ハイラス「うむ。ここまで熱く語ってもらった後で、非常に言いにくいのだが」

 遠慮せず、言えよ。

ハイラス「今の話の、どこがD&Dの歴史に関係あるのか、と思ったでござる」

 そういうツッコミは、もっと早く言えよ。
 ここまで話させたんなら、せめて「D&Dは会話主体のコミュニケーションゲームなんだから、こういう話にも意味があるのでござるな」とか、フォローしてくれよ。
 じっさい、俺は「D&Dのダンジョンマスターガイドを読むことで、コミュニケーション手法のテキストとして利用した」人間なんだぜ。もちろん、それしか読んでないということでもないけど。自分が必要だと思えば、今の自分に足りていないと痛感すれば、何だって読む。コミュニケーションは昔からの俺の主要テーマだし、そのサポートをする上で、テーブルトークRPGは相当役に立ったんだ。
 まあ、ゲームに夢中になりすぎて、ゲームの話題にしか興味を持たなくなれば、問題なんだけどな。若いときは周りが見えていなかったから加減が分からなくてな、一時期ゲーム断ちしてたから、代わりの手法をあれこれ試した結果が、まあ今だ。

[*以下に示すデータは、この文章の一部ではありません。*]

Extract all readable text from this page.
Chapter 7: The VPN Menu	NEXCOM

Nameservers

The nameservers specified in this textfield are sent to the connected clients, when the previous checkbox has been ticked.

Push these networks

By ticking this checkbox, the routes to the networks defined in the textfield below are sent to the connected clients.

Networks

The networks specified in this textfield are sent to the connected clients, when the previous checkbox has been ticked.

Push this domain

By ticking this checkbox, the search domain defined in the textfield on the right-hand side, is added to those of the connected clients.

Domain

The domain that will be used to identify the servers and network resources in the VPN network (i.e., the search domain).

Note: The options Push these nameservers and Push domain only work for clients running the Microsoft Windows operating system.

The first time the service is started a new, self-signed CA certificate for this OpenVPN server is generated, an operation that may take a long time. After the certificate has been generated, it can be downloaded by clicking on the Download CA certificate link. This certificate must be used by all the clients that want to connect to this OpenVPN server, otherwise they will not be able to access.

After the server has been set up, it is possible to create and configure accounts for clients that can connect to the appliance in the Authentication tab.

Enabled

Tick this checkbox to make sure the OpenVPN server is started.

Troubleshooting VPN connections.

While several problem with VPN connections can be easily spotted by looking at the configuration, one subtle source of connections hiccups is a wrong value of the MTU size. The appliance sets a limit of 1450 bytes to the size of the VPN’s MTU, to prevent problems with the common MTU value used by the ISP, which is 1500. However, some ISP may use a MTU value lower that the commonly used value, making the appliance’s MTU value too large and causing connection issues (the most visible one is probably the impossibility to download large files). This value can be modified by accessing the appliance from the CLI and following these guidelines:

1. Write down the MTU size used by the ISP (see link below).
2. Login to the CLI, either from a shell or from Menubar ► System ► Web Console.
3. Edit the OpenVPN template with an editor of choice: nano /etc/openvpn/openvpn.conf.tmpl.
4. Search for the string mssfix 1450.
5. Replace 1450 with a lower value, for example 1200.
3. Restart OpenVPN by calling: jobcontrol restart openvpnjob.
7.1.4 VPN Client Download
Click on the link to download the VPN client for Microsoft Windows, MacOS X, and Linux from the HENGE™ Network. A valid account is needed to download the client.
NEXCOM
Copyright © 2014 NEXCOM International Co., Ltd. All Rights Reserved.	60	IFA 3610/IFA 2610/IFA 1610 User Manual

 ともあれ、クラシックD&Dについてはイモータルも絡むし、当時のTSR社内部のゴタゴタを最近知ったこともあって、この辺りの流れを冷静な視点でまとめることは無理があるな、と思った。
 コミュニケーション絡みに話が流れたのも、結局、訴訟だとか、裏切られたとか、共同企画、共同経営をする際にトラブった話を読んだばかりだからな。自然と自分の周りの、そういうトラブルメイカー予備軍が気にかかるという寸法だ。
 ゲーム好きのゲイリーさんだって、ゲームをしない人とは住む世界が違いすぎて話をまとめるのに苦労したって話だしな。まあ、こういう偉人の失敗話を読むことで、自分の人生を見つめ直すのもいい経験だしな。そして偉人の話は、たとえ途中が苦労しても(偉人は絶対に苦労してる。だからこその偉人)最後は綺麗にまとめて読後感を悪くしないようにできているものだ。自分の人生もかくありたいね、と思わせてくれるような。
 そんな感じで締めくくればいいかな。

 故ゲイリー・ガイギャックスに捧ぐ。
 あなたの作ったゲームは、多くの人の生きる指針ともなった。
 今後も、D&Dがただの商材ではなくて、内気で未熟な若者たちに夢と冒険心を育んでくれることを。
 いや、知恵と勇気でもいいんだけど。他にも、人生を楽しもうとか。